I’m so grateful for the opportunity to participate in Americans for the Arts Inside Artist-Municipal Partnerships Salon with a bunch of other unicorn bureaucrats.
Bureaucrats [are] public servants, and it is the responsibility of servants to do their masters’ bidding, no matter what that bidding is. Insofar as their master is something called “the public,” however, this creates certain problems: how to figure out what, exactly, the public really wants them to do. —David Graeber, The Utopia of Rules: On Technology, Stupidity, and the Secret Joys of Bureaucracy
What strikes me is the fact that in our society, art has become something which is related only to objects and not to individuals, or to life. That art is something which is specialized or which is done by experts who are artists. But couldn’t everyone’s life become a work of art? Why should the lamp or a house be an object, but not our life? —Michel Foucault, Ethics: Subjectivity and Truth
The first time I tried to get a job as an artist in government, I failed. I was recruited for a position focused on community engagement, visioning, and imagination. The hiring agency was excited by my artwork, and sought me out for the skills I’d honed through social practice. But as we negotiated the terms of my position and I asked that my title be “artist,” I quickly got shot down. To call this work “art” would somehow make it harder for it to be taken seriously by other stakeholders. Plus, my colleagues feared, they were already seen as “soft” for their focus on community engagement, and would be further ostracized from the real decision-making work of the agency. I could do the work however I wanted, they said, but I couldn’t call it art.

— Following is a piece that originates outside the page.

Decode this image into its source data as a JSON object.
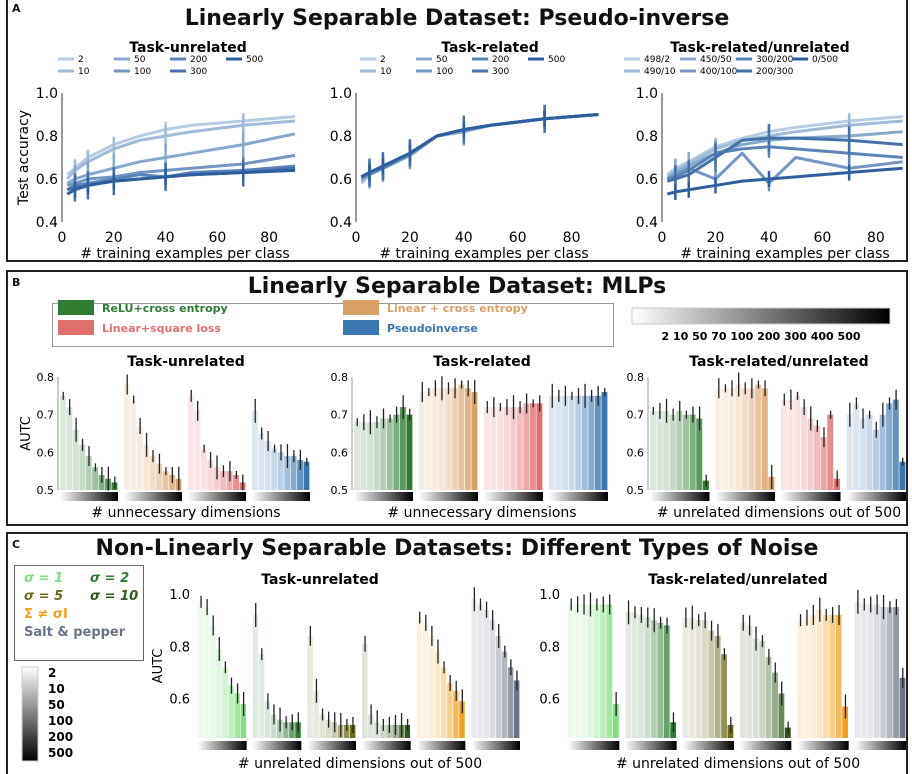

The second time I tried to get a job as an artist in government, I kept my artist identity to myself. I showed my projects and reported on the numbers of community members engaged, the connections to “real-world” impacts on policies, systems, and the environment. It was only after two years of producing projects that I started to come out as an artist. As I started to claim the role of “naturally occurring artist in residence” at my agency, other artists started coming to find me. “I’m a dancer,” they would say, or, “I have a photo show this weekend.” And I started noticing the ways that their practices impacted the ways that these artists showed up in their bureaucratic jobs: the photographer was an expert at framing issues and ideas; the dancer had a keen sense of space; an actor talked about his awareness of staging. All this helped me realize all of the ways that we show up as full human beings in our work, not merely a list of tasks and standards. Artist or not, we are more than what we do.
My current work is focused on building tools and strategies, as well as convening diverse stakeholders, with the goal of integrating health equity into municipal decision-making. It takes place at the edge of old familiar ways that are slowly dying, and new ways that are growing day by day. Government work is changing, and as Toni Cade Bambara said, “the role of the artist is to make the revolution irresistible.” I use my skills to illuminate and facilitate new ways of working both within government itself, and between government and communities. This suits my practice far better than working from the outside, looking for partners on a project-by-project basis. It allows me to build long-term relationships and develop greater trust, which in turn results in more creativity and more impactful work.
There is no special funding for my projects, but one of my skills as an artist is re-purposing things. “Communications campaigns” are opportunities for murals, posters, or comic books. “Community engagement” funding can support festivals and the development of arts-based tools. Evaluation budgets can be used for oral histories. The artist Jill Magid describes her experience pitching an art project to a police department: “We do not work with artists,” she was told. But, Magid wrote, “A few weeks later I returned with the same proposal. This time I represented myself as a designer within my own corporation; my pitch did not speak of ‘Art’ but ‘Public Relations.’”
One of my recent projects, a Dungeons and Dragons-style adventure game about structural racism, was designed as a “staff development tool” to support internal transformation work to help my agency confront systems of oppression. The game drew upon the diverse expertise of my agency colleagues—in social epidemiology, history, research—and built on my experience creating projects that make complex histories legible. More importantly, it created space for agency staff to talk about the ways that government has actively and passively created systems of inequality and oppression.
So, what is needed to build, connect, and sustain the work of naturally occurring artists in residence in city agencies to further facilitate the transformation of governments—particularly municipal governments? The first way is for my fellow unicorns—the painters, musicians, and community artists already engaged in bureaucracy—to come out, find one another, and start to talk about what we do and why and how we do it. The next is to start to imagine what government can be, what it should do, and begin to describe the roles that artists play in producing this future. “All that you touch, you change,” says Octavia Butler. “All that you change, changes you.”